Je suis soufflé, je ne dis pas un mot. Je ne sais pas quoi dire, et en même temps je ne suis pas vraiment surpris.

Mon frère ne semble pas comprendre ce qui se joue. Il questionne gentiment, fait part de son doute, lui dit qu’il doit se tromper. Qui pourrait lui en vouloir ? Il réagit avec lui au premier degré. Si je lui disais que j’avais senti un tremblement de terre il me dirait sans doute la même chose : « oh non tu sais, je crois que ce n’était pas ça, tu dois faire erreur ».

Mon père se met un peu en colère. Il comprend notre étonnement initial mais pas qu’on ait du mal à le croire : c’est blessant de ne pas être cru par ses plus proches. Quand mon frère se lève pour aller chercher de l’eau, il me dit de lui que c’est un « détracteur ».

Depuis plusieurs semaines il a repéré le manège. Repéré des silhouettes le soir dans les couloirs. Parfois dans sa chambre. Ils mettent en place des stratagèmes.

Il ne parle pas trop fort, car il y a des oreilles qui ne doivent pas entendre. Pour certains tout ça n’est qu’une question de dosages de médicaments, il ne serait victime que d’effets secondaires et rien de ce qu’il voit dans ces moments ne serait vraiment vrai. Mais lui, il sait bien que ce n’est pas aussi simple. Que sa maladie, que ses médicaments peuvent avoir des effets comme ça oui, d’accord ; mais là non, on n’y est pas. Ca n’est pas ça.

Ici on lui joue un tour. Un piège se referme sur lui.

Parfois ils lui mettent des pièges dans sa chambre, des mises en scènes pour le tromper. Il a bien compris qu’il ne s’agit pas d’hallucinations. Il nous rassure, il fait bien la différence et ce n’est pas son esprit qui prendre ces mises à en scène pour des réalités.
Il sait bien que ce sont des montages, des trucages de cinéma. Parfois très bien réalisés d’ailleurs, parfois moins. 

Alors non, ce ne sont pas des fantasmagories, ce ne sont pas des inventions de son esprit. C’est du cinéma.

L’enquête est en cours, mais il est menacé. Dimanche soir, ou peut-être samedi, il a suivi une de ces silhouettes. Sur la télé allumée dans une salle commune, il a vu le film le plus horrible qu’il ait jamais vu. A l’écran, c’est lui qu’il voit. Il est victime d’un vol de son identité, d’un trucage digne d’Avatar, on l’a mis en scène dans un film reprenant le pire des films pornos et des films d’horreur réunis. L’enquête est en cours et moi qui comprend bien ces choses là il faudra que je lui indique des sites qui expliquent bien les trucages comme ceux d’Avatar.

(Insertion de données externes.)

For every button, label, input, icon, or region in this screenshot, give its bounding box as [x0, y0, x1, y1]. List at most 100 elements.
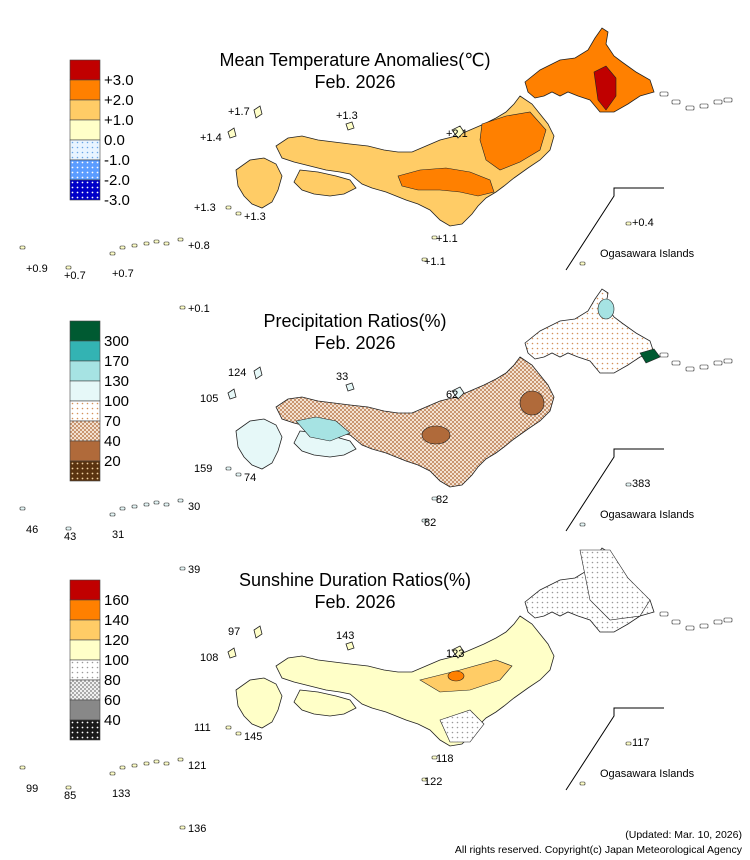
region-shikoku: [293, 689, 357, 717]
inset-frame: [565, 448, 664, 532]
island: [177, 237, 184, 242]
island: [143, 241, 150, 246]
island: [225, 725, 232, 730]
island: [713, 99, 723, 105]
ratio-zone: [447, 670, 465, 682]
island: [421, 518, 428, 523]
island: [153, 239, 160, 244]
island: [723, 97, 733, 103]
legend-label: +3.0: [104, 72, 134, 89]
legend-swatch: [69, 380, 101, 402]
legend-swatch: [69, 460, 101, 482]
legend-swatch: [69, 719, 101, 741]
island: [19, 765, 26, 770]
island: [179, 305, 186, 310]
legend-swatch: [69, 599, 101, 621]
island: [65, 526, 72, 531]
legend-swatch: [69, 79, 101, 101]
island: [579, 261, 586, 266]
updated-note: (Updated: Mar. 10, 2026): [625, 829, 742, 841]
legend-swatch: [69, 659, 101, 681]
legend-swatch: [69, 440, 101, 462]
station-value: 159: [194, 463, 212, 475]
ratio-zone: [295, 416, 351, 442]
island: [671, 619, 681, 625]
station-value: 136: [188, 823, 206, 835]
legend-label: 20: [104, 453, 121, 470]
station-value: 97: [228, 626, 240, 638]
station-value: 117: [632, 737, 650, 749]
island: [65, 265, 72, 270]
island: [131, 763, 138, 768]
legend-swatch: [69, 99, 101, 121]
island: [119, 506, 126, 511]
legend-swatch: [69, 639, 101, 661]
map-period: Feb. 2026: [314, 72, 395, 92]
legend-swatch: [69, 360, 101, 382]
ogasawara-label: Ogasawara Islands: [600, 509, 695, 521]
region-kyushu: [235, 418, 283, 470]
station-value: 39: [188, 564, 200, 576]
legend-label: 0.0: [104, 132, 125, 149]
ratio-zone: [519, 390, 545, 416]
legend-label: 80: [104, 672, 121, 689]
island: [699, 103, 709, 109]
station-value: 133: [112, 788, 130, 800]
region-goto: [227, 647, 237, 659]
island: [235, 731, 242, 736]
inset-frame: [565, 707, 664, 791]
region-kyushu: [235, 157, 283, 209]
region-tsushima: [253, 625, 263, 639]
legend-label: 40: [104, 712, 121, 729]
island: [235, 472, 242, 477]
island: [713, 619, 723, 625]
island: [179, 825, 186, 830]
ratio-zone: [579, 549, 651, 621]
island: [19, 245, 26, 250]
island: [163, 502, 170, 507]
legend-label: 100: [104, 393, 129, 410]
island: [723, 358, 733, 364]
island: [685, 366, 695, 372]
legend-swatch: [69, 139, 101, 161]
island: [225, 466, 232, 471]
map-period: Feb. 2026: [314, 333, 395, 353]
station-value: 33: [336, 371, 348, 383]
island: [235, 211, 242, 216]
region-oki: [345, 641, 355, 651]
region-tsushima: [253, 105, 263, 119]
station-value: 30: [188, 501, 200, 513]
station-value: +0.9: [26, 263, 48, 275]
legend-label: 70: [104, 413, 121, 430]
station-value: 123: [446, 648, 464, 660]
ratio-zone: [439, 709, 485, 743]
ogasawara-label: Ogasawara Islands: [600, 248, 695, 260]
island: [671, 99, 681, 105]
station-value: 124: [228, 367, 246, 379]
region-shikoku: [293, 169, 357, 197]
island: [19, 506, 26, 511]
map-title: Precipitation Ratios(%): [263, 311, 446, 331]
island: [109, 512, 116, 517]
station-value: +0.4: [632, 217, 654, 229]
island: [723, 617, 733, 623]
island: [109, 771, 116, 776]
copyright-note: All rights reserved. Copyright(c) Japan …: [454, 844, 742, 856]
station-value: +0.7: [64, 270, 86, 282]
legend-label: 120: [104, 632, 129, 649]
island: [659, 352, 669, 358]
legend-label: -1.0: [104, 152, 130, 169]
station-value: +1.3: [194, 202, 216, 214]
region-sado: [451, 125, 465, 139]
ratio-zone: [639, 348, 661, 364]
island: [421, 257, 428, 262]
legend-swatch: [69, 159, 101, 181]
station-value: 121: [188, 760, 206, 772]
station-value: 85: [64, 790, 76, 802]
station-value: +0.7: [112, 268, 134, 280]
anomaly-zone: [479, 111, 547, 171]
island: [65, 785, 72, 790]
legend-swatch: [69, 679, 101, 701]
island: [699, 623, 709, 629]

Il ne sait pas à quoi ça rime, pourquoi on veut lui faire ça. Il évoque des scenari dignes de films noirs, des complots pour pousser un homme un ou une femme dans la folie, pour les faire chuter.

Pendant près de deux heures il progresse dans son récit, par petites touches, par de très nombreux détours, des digressions plus ou moins en rapport. 
Il perd le fil, le reprend, nous perd, nous retrouve.

Pendant deux heures je suis stupéfait, et presque froid. Je sais que je dois tenir. Ne pas craquer. Pas devant lui, pas devant mon frère. Et puis je cogite, j’analyse, à toute vitesse. Je croise, recroise, mets en perspective, devance parfois intérieurement ses révélations.

Je regarde mon frère qui du haut de ses seize ans tout mouillé assiste à une nouvelle étape de ce naufrage, ce naufrage auquel il assiste depuis presque toute sa vie.
Aujourd’hui, alors qu’il n’a encore sans doute pas fait le deuil de sa mère, morte il y a quelques mois, dont la longue maladie aura aussi rythmé une partie de sa jeune vie, il écoute incrédule notre père parler de ces gens qui lui font des croche-pattes dans les escaliers ou lui envoient des fléchettes de sarbacane sur les bras. Je contemple sa vie à lui, sa famille qui a sombré.

J’ai le sentiment de voir un navire s’enfoncer dans l’océan. Ce navire c’est cette famille qui n’en fini pas de se disloquer.

Je quitte cet hôpital abasourdi, anesthésié, guidé par mes pas. Je retourne vers le monde, je rentre chez moi avec une seule envie : ne plus penser. Jamais.